Interview with Paul Tripp: Why Budgets Are Insufficient to Resolve Our Money Problems
Dr. Paul Tripp fields a few questions about "Redeeming Money" from Dean Sweetman, the CEO of Tithe.ly.
May 23, 2018
All of us struggle with money in some shape, way, fashion, or form.
But the problems you'll have with money are not actually with money. The conflict you’ll face with money is within you (not the church budget).
God knows this about all of us, which is why he talks about money and stewardship in the Bible more than anything else. He wants to crush any sinful desire we have for money so that we’ll be wholly devoted to him.
Like a skillful surgeon, Dr. Tripp uses the scalpel of the gospel to cut open our hearts, untangle the grip of sin, and lead us to experience grace, redemption, and renewal in Christ.
I had the opportunity to send Dr. Tripp some questions about his new book, and I know you’ll hear an encouraging word from the LORD through him.
1. InRedeeming Money, you actually don’t start talking about money in the beginning. Instead, you talk about the way we view the world. Why did you decide to begin your book this way?
I have written about this before and will probably write about it again: no one is neutral in the way he or she thinks about life. No one is truly open-minded. Everyone carries with them a worldview that shapes their understanding of everything. Everyone is a philosopher; everyone is a theologian. All are meaning makers.
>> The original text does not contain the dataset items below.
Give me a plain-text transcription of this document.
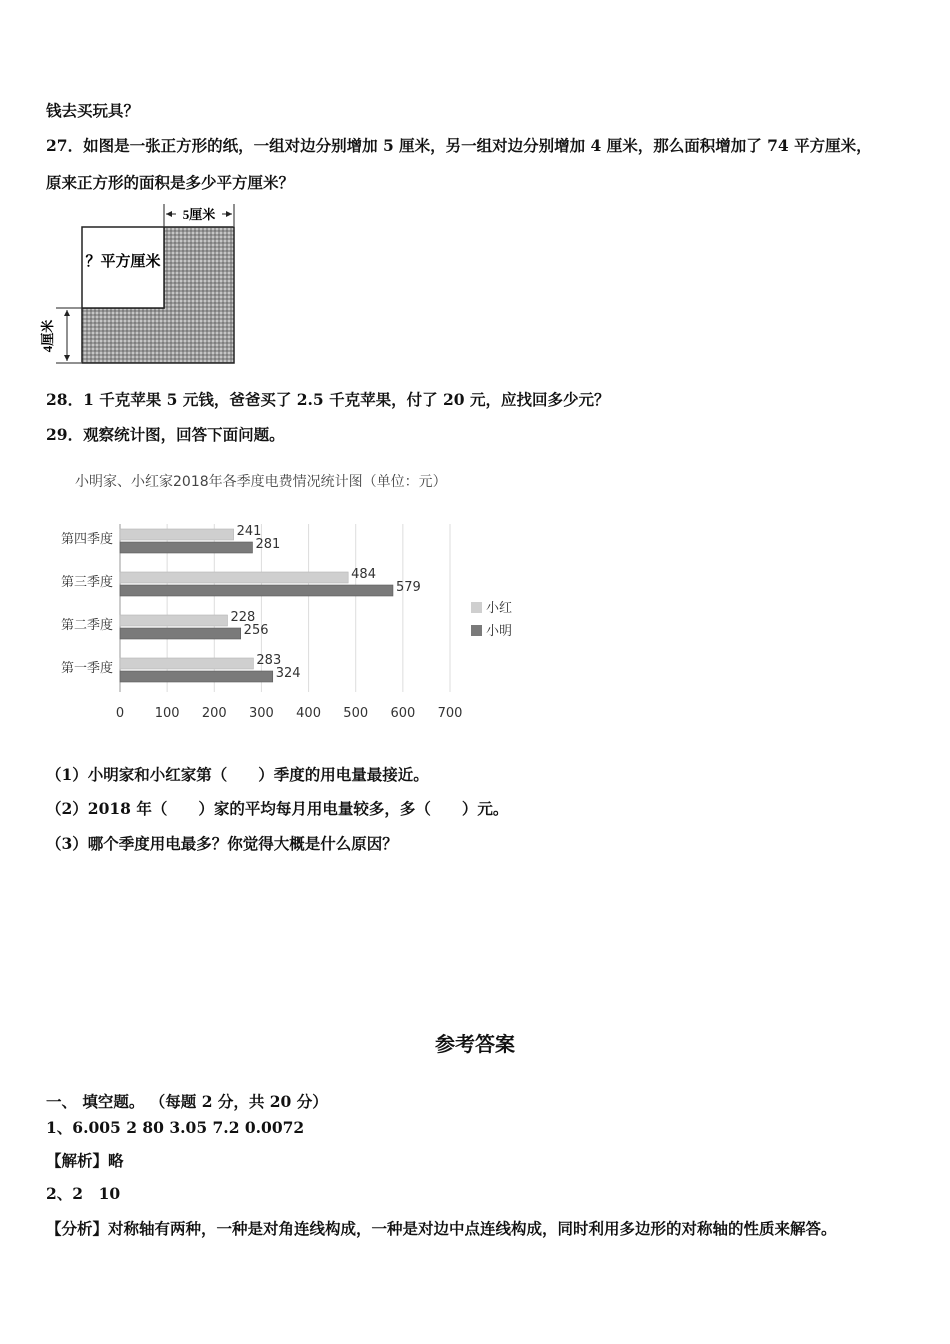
钱去买玩具？
27．如图是一张正方形的纸，一组对边分别增加 5 厘米，另一组对边分别增加 4 厘米，那么面积增加了 74 平方厘米，
原来正方形的面积是多少平方厘米？
5厘米
？平方厘米
4厘米
28．1 千克苹果 5 元钱，爸爸买了 2.5 千克苹果，付了 20 元，应找回多少元？
29．观察统计图，回答下面问题。
小明家、小红家2018年各季度电费情况统计图（单位：元）
0 100 200 300 400 500 600 700
第四季度
241
281
第三季度
484
579
第二季度
228
256
第一季度
283
324
小红
小明
（1）小明家和小红家第（　　）季度的用电量最接近。
（2）2018 年（　　）家的平均每月用电量较多，多（　　）元。
（3）哪个季度用电最多？你觉得大概是什么原因？
参考答案
一、 填空题。 （每题 2 分，共 20 分）
1、6.005 2 80 3.05 7.2 0.0072
【解析】略
2、2　10
【分析】对称轴有两种，一种是对角连线构成，一种是对边中点连线构成，同时利用多边形的对称轴的性质来解答。
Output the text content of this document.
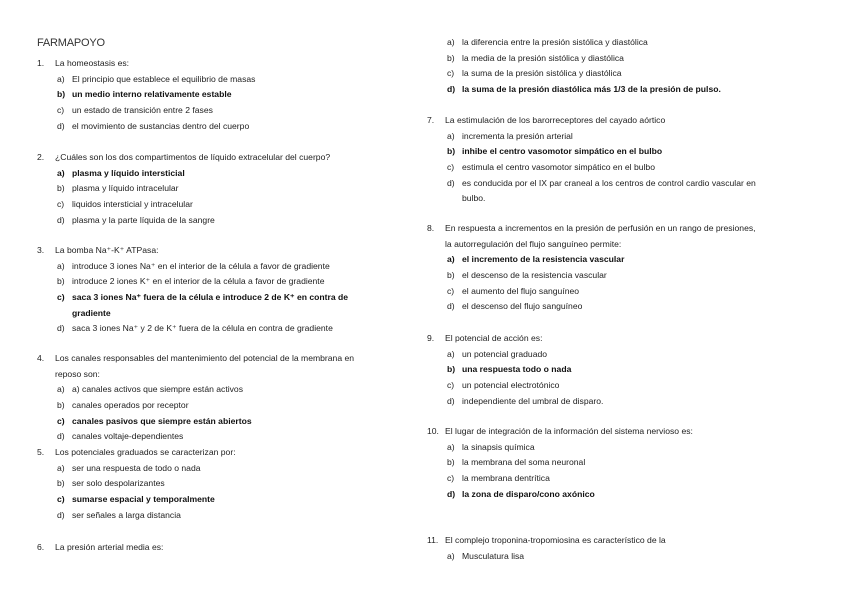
FARMAPOYO
1. La homeostasis es:
a) El principio que establece el equilibrio de masas
b) un medio interno relativamente estable
c) un estado de transición entre 2 fases
d) el movimiento de sustancias dentro del cuerpo
2. ¿Cuáles son los dos compartimentos de líquido extracelular del cuerpo?
a) plasma y líquido intersticial
b) plasma y líquido intracelular
c) liquidos intersticial y intracelular
d) plasma y la parte líquida de la sangre
3. La bomba Na⁺-K⁺ ATPasa:
a) introduce 3 iones Na⁺ en el interior de la célula a favor de gradiente
b) introduce 2 iones K⁺ en el interior de la célula a favor de gradiente
c) saca 3 iones Na⁺ fuera de la célula e introduce 2 de K⁺ en contra de
gradiente
d) saca 3 iones Na⁺ y 2 de K⁺ fuera de la célula en contra de gradiente
4. Los canales responsables del mantenimiento del potencial de la membrana en
reposo son:
a) a) canales activos que siempre están activos
b) canales operados por receptor
c) canales pasivos que siempre están abiertos
d) canales voltaje-dependientes
5. Los potenciales graduados se caracterizan por:
a) ser una respuesta de todo o nada
b) ser solo despolarizantes
c) sumarse espacial y temporalmente
d) ser señales a larga distancia
6. La presión arterial media es:
a) la diferencia entre la presión sistólica y diastólica
b) la media de la presión sistólica y diastólica
c) la suma de la presión sistólica y diastólica
d) la suma de la presión diastólica más 1/3 de la presión de pulso.
7. La estimulación de los barorreceptores del cayado aórtico
a) incrementa la presión arterial
b) inhibe el centro vasomotor simpático en el bulbo
c) estimula el centro vasomotor simpático en el bulbo
d) es conducida por el IX par craneal a los centros de control cardio vascular en
bulbo.
8. En respuesta a incrementos en la presión de perfusión en un rango de presiones,
la autorregulación del flujo sanguíneo permite:
a) el incremento de la resistencia vascular
b) el descenso de la resistencia vascular
c) el aumento del flujo sanguíneo
d) el descenso del flujo sanguíneo
9. El potencial de acción es:
a) un potencial graduado
b) una respuesta todo o nada
c) un potencial electrotónico
d) independiente del umbral de disparo.
10. El lugar de integración de la información del sistema nervioso es:
a) la sinapsis química
b) la membrana del soma neuronal
c) la membrana dentrítica
d) la zona de disparo/cono axónico
11. El complejo troponina-tropomiosina es característico de la
a) Musculatura lisa
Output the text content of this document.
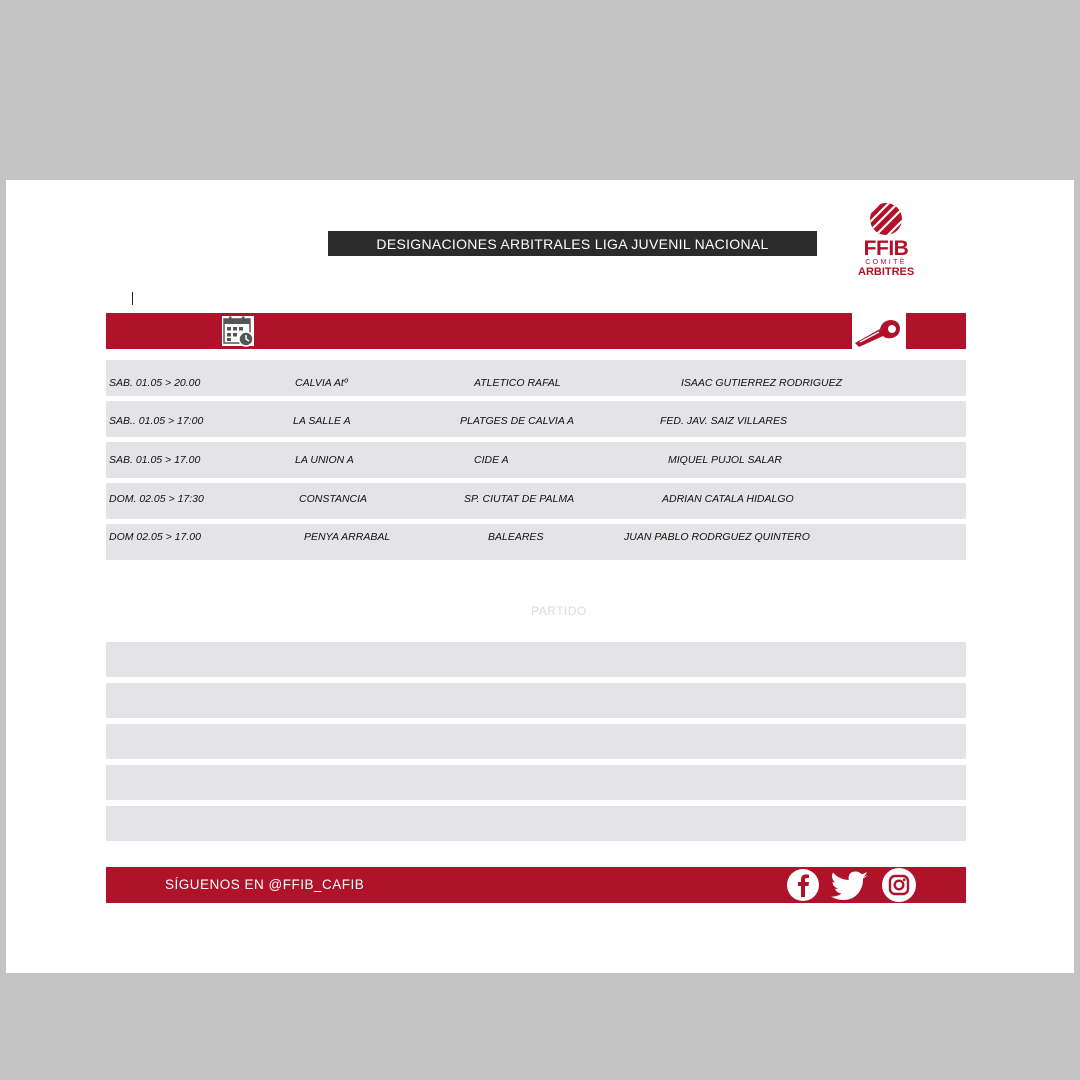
DESIGNACIONES ARBITRALES LIGA JUVENIL NACIONAL	FFIB
COMITÈ
ARBITRES
SAB. 01.05 > 20.00	CALVIA Atº	ATLETICO RAFAL	ISAAC GUTIERREZ RODRIGUEZ
SAB.. 01.05 > 17:00	LA SALLE A	PLATGES DE CALVIA A	FED. JAV. SAIZ VILLARES
SAB. 01.05 > 17.00	LA UNION A	CIDE A	MIQUEL PUJOL SALAR
DOM. 02.05 > 17:30	CONSTANCIA	SP. CIUTAT DE PALMA	ADRIAN CATALA HIDALGO
DOM 02.05 > 17.00	PENYA ARRABAL	BALEARES	JUAN PABLO RODRGUEZ QUINTERO
PARTIDO
SÍGUENOS EN @FFIB_CAFIB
We never leave our lives alone. You just can’t understand anything in isolation. Everything in our lives is connected to everything else, and everything is shaped by what we understand to be true. Handling money right—being in control of it, not being controlled by it, and not asking it to do for you what it was never intended to do—requires examining the worldview that should shape how we think about money and everything else in our lives.
I want to help you look at money and money problems through the lens of the gospel of the Lord Jesus Christ. I am deeply persuaded that we will never make proper sense of the world of money, which influences us, perhaps more deeply than we realize, unless we first put on our gospel glasses. If you and I don’t let the gospel of Jesus Christ correct our assumptions about life, we won’t be able to evaluate and gain ground in the way we understand and relate to money and make practical money decisions.
2. You wrote, “There is no better indicator of the identity you have assigned to yourself than the way you use money.” How do our money habits reveal what we believe about God and ourselves?
The answer is in the idea of identity. Why does one person proudly throw money around? Why does another person use her money to buy all the cultural markers of success? Why is that neighbor of yours so proudly vocal about his charity? Why has yet another person never been able to stay out of debt? Why does that couple quietly give away such a big portion of their income? Why is your friend so gripped with money fears? Why did Jesus talk about this topic more than any other? Why is money such a big deal?
In a fundamental way, the drama of identity often plays out in the arena of money. You and I again and again make clear who we think we are by the way we use our money. We have to think biblically about identity to be able to live rightly when it comes to money.
3. Many financial advisors insist on creating a budget to get out of debt, but you believe budgets are insufficient to resolve our debt problem. What led you to this conclusion?
There are many important things to understand about money, and a personal budget can be practically helpful, but it cannot be our starting point. That would be like teaching a little boy to throw a football but not helping him to understand the basic purpose, rules, and fundamentals of the game. You could have all kinds of money information and still be tragically mastered by it. You could have a clear sense of how to budget your funds and still not be thinking about and using money in the way God intended.
4. Money is arguably the leading cause of stress and anxiety in the United States. How does knowing we are a child of God through faith in Christ address our financial anxieties?
In Matthew 6:31–32 Jesus argues that because we are now the children of God, we don’t have to give way to the normal anxiety that most people feel over the question of whether their needs will be met. Because we now have a wise and loving heavenly Father, who owns everything and is in control of everything, we can rest assured that all of our needs will be met. This means we have been freed from the fear of want that causes us to focus all of our time, energy, and money on making sure all our needs are met.
5. Often, when we’re in a mess financially, we feel alone, defeated, and try to hide our situation from others and ourselves. What hope does the gospel provide someone in this situation?
It is not what you have done or are doing, but what God has done and is doing for you. Being a saint means you never carry your money burdens alone. It means that God is with you in every money struggle. Being a saint means you don’t have to deny responsibility, shift the blame, run and hide, or be paralyzed with guilt when you’ve made a money mess.
In your darkest moment of money foolishness, you can run into God’s presence assured of his forgiveness and help. Being a saint means God has opened your heart to his existence and your mind to his wisdom. You are now blessed with knowing that, at its very core, your life isn’t about your comfort, pleasure, and satisfaction, but about his glory.